Solid tumors have a whole bag of tricks to avoid the immune system. Fortunately, new therapies aim at these strategies to sensitize the patient’s immune system to the tumor. A new study from the University of Rochester Medical Center laboratory has discovered a simple, practical way that uses light and optics to turn killer immune cells to the tumors.
The lead author of this study, Minsoo Kim, Ph.D., works as a professor of Microbiology and Immunology, and is also an investigator at the Wilmot Cancer Institute. This work from Kim’s laboratory were published in the online journal Nature Communications. Kim described the method devised in his laboratory as similar to “sending light on a spy mission to track down cancer cells.”
A new therapy for treating hard-to-crack cancers is called immunotherapy. Immunotherapy does not utilize radiation or chemotherapy, but instructs the patient’s T lymphocytes to attack the cancerous cells. For example, CAR T-cell therapy removes the patient’s T cells, grows them in the laboratory, genetically engineers them to recognize, attack and kill the cancer, and then reintroduces these cells back into the patient. This is one type of immunotherapy. While this ingenuous technique shows remarkable promise, the immune system can overreact or under-react sometimes. Also, slippery cancers can find ways to hide from marauding T cells. Likewise, aggressive tumors often have mechanisms by which they suppress the immune system and surround themselves with a kind of “no-go” zone that prevents any immune cells from coming near the tumor. These immunosuppressive microenvironments that surround the malignant tumor keeps T cells out.
While it is true that T cells can be engineered to be more efficient killers, unleashing such supercharged T cells into the body can produce a tempest of toxicities. Is there a safer way?
Kim and his colleagues tried to find a kinder, gentler way to crack the tumor. They used a two-prong approach. First, Kim and others discovered that light-sensitive molecules could effectively guide T cells toward tumors. Kim and his coworkers even discovered that a molecule from algae called “channelrhodopsin” (CatCh) that is light-sensitive, could be introduced into immune cells by genetically engineering them with viruses. This technology is so novel that the university’s technology transfer office has filed for patent protection on the invention. Secondly, Kim collaborated with University of Rochester optics and photonics experts to design a Light Emitting Diode (LED) chip that could be implanted and shine light on the tumor.
Next, the Kim group fitted their mice with a small battery pack that sent a wireless signal to the implanted LED chip. When the ears of the mice were implanted with aggressive melanoma cells taken from a patient, the chip remotely shines light on the implanted tumor and surrounding areas.
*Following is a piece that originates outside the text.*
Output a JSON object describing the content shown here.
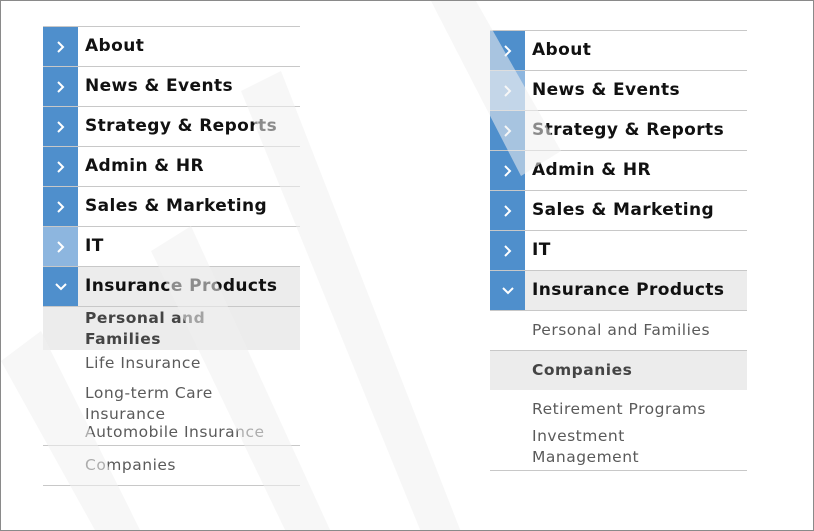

The light-guided T cells ran headlong to the tumor, ignoring the no-go zone where they killed the implanted tumor.
Even more interestingly, the LED chip with the battery pack were used in many control mice and no toxic side effects were observed. In the tumor-implanted mice, the light-guided T cells completely destroyed the implanted melanoma was destroyed without dangerous side effects.
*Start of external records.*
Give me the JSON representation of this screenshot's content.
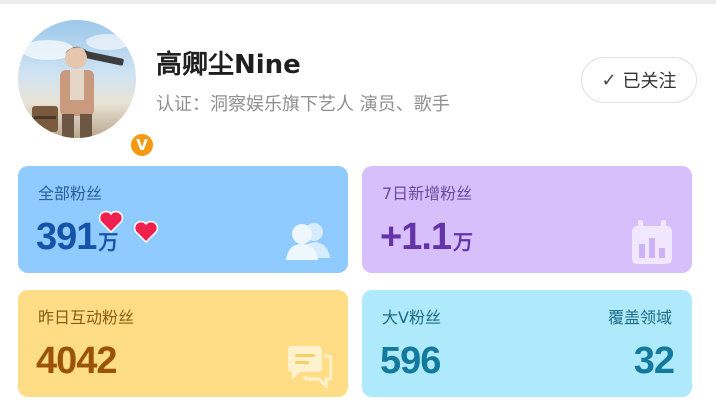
{
  "profile": {
    "name": "高卿尘Nine",
    "certification": "认证：洞察娱乐旗下艺人 演员、歌手",
    "verified_badge": "V",
    "follow_button_label": "已关注",
    "follow_icon": "checkmark-icon"
  },
  "cards": {
    "total_fans": {
      "label": "全部粉丝",
      "value": "391",
      "unit": "万",
      "icon": "people-icon"
    },
    "new_fans_7d": {
      "label": "7日新增粉丝",
      "value": "+1.1",
      "unit": "万",
      "icon": "bar-chart-icon"
    },
    "interactive_fans_yesterday": {
      "label": "昨日互动粉丝",
      "value": "4042",
      "icon": "chat-bubbles-icon"
    },
    "big_v_fans": {
      "label": "大V粉丝",
      "value": "596",
      "coverage_label": "覆盖领域",
      "coverage_value": "32"
    }
  },
  "colors": {
    "blue_card": "#8fcbff",
    "purple_card": "#d7bffb",
    "yellow_card": "#ffdc86",
    "cyan_card": "#aeeafb",
    "badge_orange": "#f39a12"
  }
}
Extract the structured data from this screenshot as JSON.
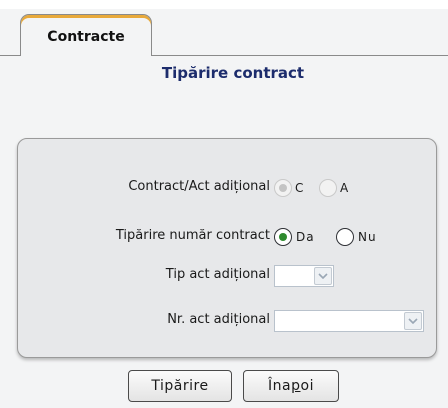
{
  "tab": {
    "label": "Contracte"
  },
  "page": {
    "title": "Tipărire contract"
  },
  "form": {
    "contract_type": {
      "label": "Contract/Act adițional",
      "options": [
        {
          "label": "C",
          "selected": true,
          "disabled": true
        },
        {
          "label": "A",
          "selected": false,
          "disabled": true
        }
      ]
    },
    "print_number": {
      "label": "Tipărire număr contract",
      "options": [
        {
          "label": "Da",
          "selected": true,
          "disabled": false
        },
        {
          "label": "Nu",
          "selected": false,
          "disabled": false
        }
      ]
    },
    "act_type": {
      "label": "Tip act adițional",
      "value": ""
    },
    "act_number": {
      "label": "Nr. act adițional",
      "value": ""
    }
  },
  "buttons": {
    "print": "Tipărire",
    "back": {
      "before": "Îna",
      "mnemonic": "p",
      "after": "oi"
    }
  },
  "colors": {
    "tab_accent": "#e8a93a",
    "title": "#1c2c6c",
    "radio_selected": "#2e8a2e"
  },
  "icons": [
    "chevron-down-icon"
  ]
}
In the future, Kim wants to determine if the wireless LED signal can deliver light to tumors deep within the body instead only on the surface. Also, can light shined into deep areas of the body still guide the T cells to the tumor to attack the tumor.
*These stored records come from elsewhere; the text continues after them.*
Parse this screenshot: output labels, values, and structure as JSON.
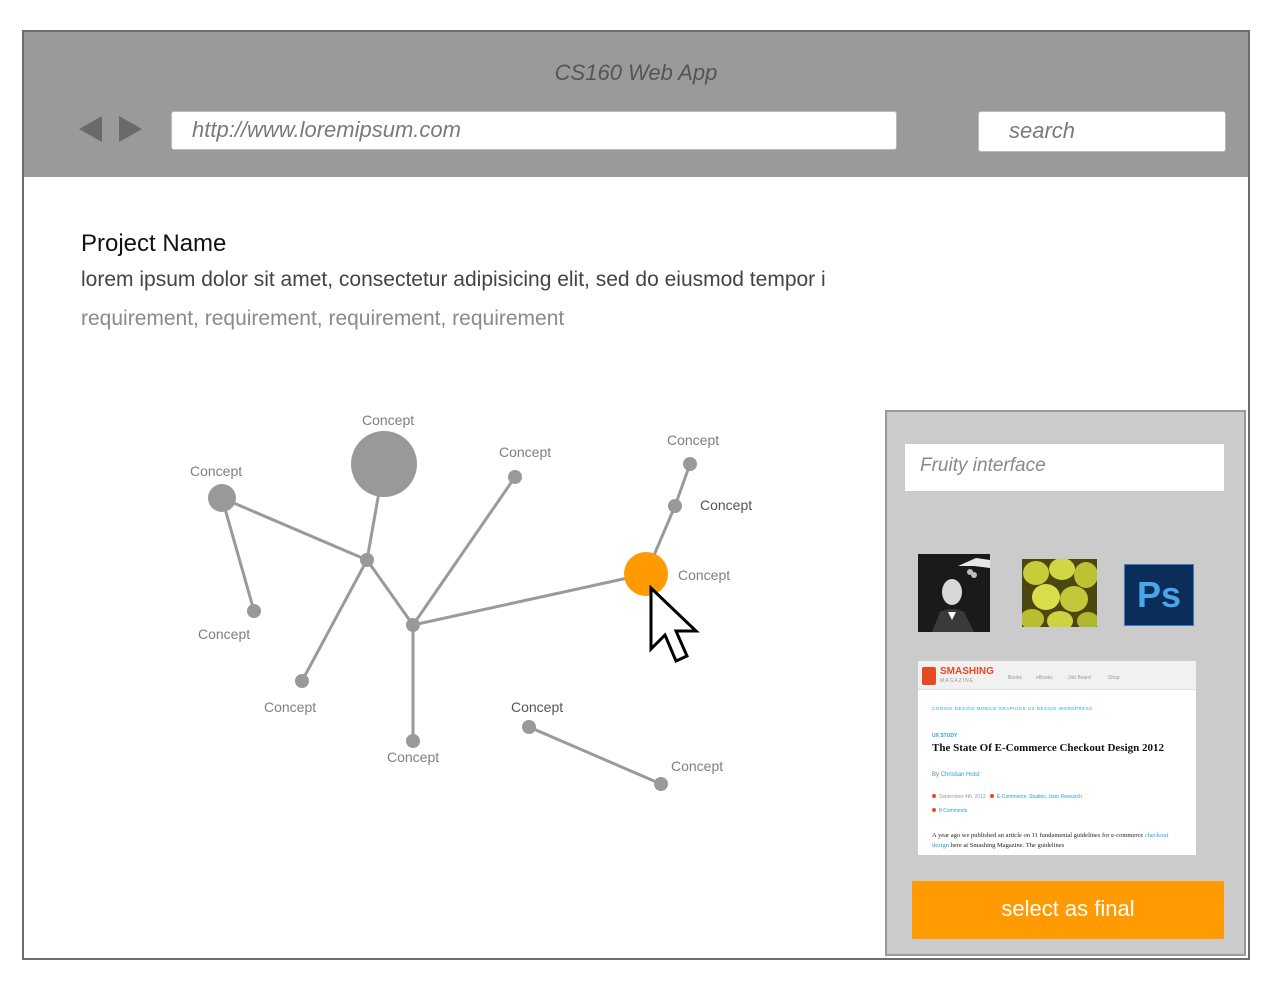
{
  "browser": {
    "title": "CS160 Web App",
    "url": "http://www.loremipsum.com",
    "search_placeholder": "search"
  },
  "project": {
    "name": "Project Name",
    "description": "lorem ipsum dolor sit amet, consectetur adipisicing elit, sed do eiusmod tempor i",
    "requirements": "requirement, requirement, requirement, requirement"
  },
  "concept_map": {
    "node_label": "Concept",
    "labels": [
      "Concept",
      "Concept",
      "Concept",
      "Concept",
      "Concept",
      "Concept",
      "Concept",
      "Concept",
      "Concept",
      "Concept",
      "Concept",
      "Concept"
    ],
    "active_color": "#ff9a00",
    "node_color": "#999999"
  },
  "side_panel": {
    "search_value": "Fruity interface",
    "images": [
      "portrait-photo",
      "pears-photo",
      "photoshop-logo"
    ],
    "ps_label": "Ps",
    "article": {
      "logo": "SMASHING",
      "logo_sub": "MAGAZINE",
      "nav": [
        "Books",
        "eBooks",
        "Job Board",
        "Shop"
      ],
      "categories": "CODING   DESIGN   MOBILE   GRAPHICS   UX DESIGN   WORDPRESS",
      "kicker": "UX STUDY",
      "title": "The State Of E-Commerce Checkout Design 2012",
      "by": "By",
      "author": "Christian Holst",
      "date": "September 4th, 2012",
      "tags": "E-Commerce, Studies, User Research",
      "comments": "8 Comments",
      "body_1": "A year ago we published an article on 11 fundamental guidelines for e-commerce",
      "body_link": "checkout design",
      "body_2": "here at Smashing Magazine. The guidelines"
    },
    "final_button": "select as final"
  }
}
Kim cautiously emphasized that while his discovery is exciting, it is only meant to be combined with immunotherapy to make it safer, more effective, and traceable. Perhaps with additional improvements, Kim’s optical method might allow doctors to see, in real-time, if cancer therapies are reaching their target. Currently when patients receive immunotherapy, they must wait for several weeks and then have imaging scans to determine if the treatment worked.
“The beauty of our approach is that it’s highly flexible, non-toxic, and focused on activating T cells to do their jobs,” Kim said.